Polly Hudson of the Daily Mirror described the character as "a nosey, spiteful killjoy, hellbent on ruining everyone on Ramsay Street's fun". Hudson thought Nell was somewhat redeemed by her love for Bouncer the dog, saying "there is good in everyone, somewhere, if you look really hard." Paying tribute to the character following her off-screen death, Sarah Ellis of Inside Soap wrote, "For someone who was only on our screens for two years, Mrs Mangel left a legacy to last a lifetime. RIP Mrs M – you will be missed!"

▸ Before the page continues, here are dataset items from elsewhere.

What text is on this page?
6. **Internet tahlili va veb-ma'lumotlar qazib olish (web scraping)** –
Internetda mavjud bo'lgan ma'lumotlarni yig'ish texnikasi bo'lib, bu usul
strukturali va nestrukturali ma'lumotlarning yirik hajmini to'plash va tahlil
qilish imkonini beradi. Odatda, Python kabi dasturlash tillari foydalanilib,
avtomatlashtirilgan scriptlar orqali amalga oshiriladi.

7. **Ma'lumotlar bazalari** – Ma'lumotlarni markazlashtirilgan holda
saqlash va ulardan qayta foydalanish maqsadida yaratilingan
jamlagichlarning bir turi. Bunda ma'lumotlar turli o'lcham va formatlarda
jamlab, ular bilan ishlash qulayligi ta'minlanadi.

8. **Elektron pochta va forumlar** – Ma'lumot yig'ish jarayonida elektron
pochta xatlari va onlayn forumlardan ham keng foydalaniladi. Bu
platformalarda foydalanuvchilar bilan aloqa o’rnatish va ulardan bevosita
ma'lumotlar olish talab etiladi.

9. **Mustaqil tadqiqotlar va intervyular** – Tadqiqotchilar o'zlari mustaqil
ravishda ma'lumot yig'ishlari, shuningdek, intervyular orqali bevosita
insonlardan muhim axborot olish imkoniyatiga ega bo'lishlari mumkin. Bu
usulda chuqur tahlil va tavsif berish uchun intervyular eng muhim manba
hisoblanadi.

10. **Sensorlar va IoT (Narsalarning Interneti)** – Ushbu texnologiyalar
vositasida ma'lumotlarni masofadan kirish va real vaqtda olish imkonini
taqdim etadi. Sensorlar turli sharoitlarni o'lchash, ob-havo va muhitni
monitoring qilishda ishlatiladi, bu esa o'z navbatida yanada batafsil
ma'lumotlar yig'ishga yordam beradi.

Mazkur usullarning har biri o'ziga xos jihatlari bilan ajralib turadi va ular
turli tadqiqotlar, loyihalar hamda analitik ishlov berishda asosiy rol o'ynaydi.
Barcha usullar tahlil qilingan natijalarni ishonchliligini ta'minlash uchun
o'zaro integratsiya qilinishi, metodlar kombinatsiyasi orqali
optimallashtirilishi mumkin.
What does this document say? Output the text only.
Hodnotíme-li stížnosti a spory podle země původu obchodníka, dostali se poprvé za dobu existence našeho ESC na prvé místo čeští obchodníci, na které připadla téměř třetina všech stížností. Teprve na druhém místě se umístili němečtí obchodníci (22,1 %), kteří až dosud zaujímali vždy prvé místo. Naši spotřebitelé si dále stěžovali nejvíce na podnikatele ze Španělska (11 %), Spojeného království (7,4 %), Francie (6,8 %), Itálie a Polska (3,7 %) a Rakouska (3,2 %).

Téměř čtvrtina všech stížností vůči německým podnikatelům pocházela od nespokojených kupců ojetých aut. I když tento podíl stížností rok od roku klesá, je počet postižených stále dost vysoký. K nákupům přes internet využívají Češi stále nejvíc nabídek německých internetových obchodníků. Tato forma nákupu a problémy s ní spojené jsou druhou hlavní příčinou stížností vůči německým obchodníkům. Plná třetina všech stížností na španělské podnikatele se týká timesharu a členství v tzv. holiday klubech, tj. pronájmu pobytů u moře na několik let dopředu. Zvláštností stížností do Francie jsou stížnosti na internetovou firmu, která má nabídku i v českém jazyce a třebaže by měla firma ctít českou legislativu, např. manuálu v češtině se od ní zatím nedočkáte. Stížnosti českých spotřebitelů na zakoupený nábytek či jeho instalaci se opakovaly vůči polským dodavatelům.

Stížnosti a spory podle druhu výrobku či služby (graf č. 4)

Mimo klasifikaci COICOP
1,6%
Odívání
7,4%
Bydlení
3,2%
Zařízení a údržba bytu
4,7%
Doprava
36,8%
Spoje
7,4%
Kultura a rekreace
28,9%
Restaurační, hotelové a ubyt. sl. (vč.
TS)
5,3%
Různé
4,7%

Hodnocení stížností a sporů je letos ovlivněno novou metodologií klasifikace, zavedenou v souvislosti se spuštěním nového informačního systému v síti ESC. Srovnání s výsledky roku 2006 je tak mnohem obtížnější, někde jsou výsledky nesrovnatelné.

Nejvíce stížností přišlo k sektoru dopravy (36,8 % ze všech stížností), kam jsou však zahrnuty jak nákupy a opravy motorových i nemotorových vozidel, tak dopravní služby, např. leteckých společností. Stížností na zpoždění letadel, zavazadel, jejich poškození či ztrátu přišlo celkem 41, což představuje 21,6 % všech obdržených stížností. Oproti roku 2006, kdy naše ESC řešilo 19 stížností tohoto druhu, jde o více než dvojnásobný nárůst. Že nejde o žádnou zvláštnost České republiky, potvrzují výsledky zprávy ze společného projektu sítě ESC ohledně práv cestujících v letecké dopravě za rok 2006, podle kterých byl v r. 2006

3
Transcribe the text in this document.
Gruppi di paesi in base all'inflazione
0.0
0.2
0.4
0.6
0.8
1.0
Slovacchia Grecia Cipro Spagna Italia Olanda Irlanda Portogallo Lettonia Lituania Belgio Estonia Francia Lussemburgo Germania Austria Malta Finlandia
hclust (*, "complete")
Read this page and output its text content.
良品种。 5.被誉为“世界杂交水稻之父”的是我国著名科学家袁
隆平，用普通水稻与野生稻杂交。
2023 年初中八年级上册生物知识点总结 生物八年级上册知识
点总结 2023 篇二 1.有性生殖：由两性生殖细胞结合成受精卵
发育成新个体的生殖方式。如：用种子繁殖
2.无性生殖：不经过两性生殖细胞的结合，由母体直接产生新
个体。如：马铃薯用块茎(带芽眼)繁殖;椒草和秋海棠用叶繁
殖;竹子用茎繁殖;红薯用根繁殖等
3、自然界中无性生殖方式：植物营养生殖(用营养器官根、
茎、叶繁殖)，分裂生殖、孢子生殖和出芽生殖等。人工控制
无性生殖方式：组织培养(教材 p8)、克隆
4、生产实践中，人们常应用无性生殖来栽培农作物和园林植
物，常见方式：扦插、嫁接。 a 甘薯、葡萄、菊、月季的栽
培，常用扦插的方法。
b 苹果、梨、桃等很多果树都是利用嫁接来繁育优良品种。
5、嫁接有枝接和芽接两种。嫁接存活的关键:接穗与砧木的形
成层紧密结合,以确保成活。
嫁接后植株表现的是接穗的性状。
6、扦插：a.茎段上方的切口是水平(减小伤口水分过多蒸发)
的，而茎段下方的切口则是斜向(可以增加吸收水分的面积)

Nell was placed at number seven on the Huffpost's "35 greatest Neighbours characters of all time" feature. Journalist Adam Beresford described her called her "the mighty Nell Mangel, the greatest busybody to ever twitch a curtain." Beresford likened Nell's values to a "a bygone, almost Victorian" era as she was "constantly aghast" in response to the "rough and ready" local "shenanigans". Beresford noted her infamy as one of the soap opera genre's "greatest comic creations" despite only being on the show for eighteen months. He concluded that it was "astonishing" but a "testament to Mrs Mangel's impact." In 2022, Kate Randall from Heat included Nell in the magazine's top ten Neighbours characters of all time feature. Randall stated "the street busybody was only in the show for 18 months, but Nell Mangel left a 30-year impression. She was forever falling out with Madge- maybe because she had a mad crush on Harold." A Herald Sun reporter included Nell's departure in their "Neighbours' 30 most memorable moments" feature. They assessed that "Mrs Mangel was one of Neighbours' greatest antagonists."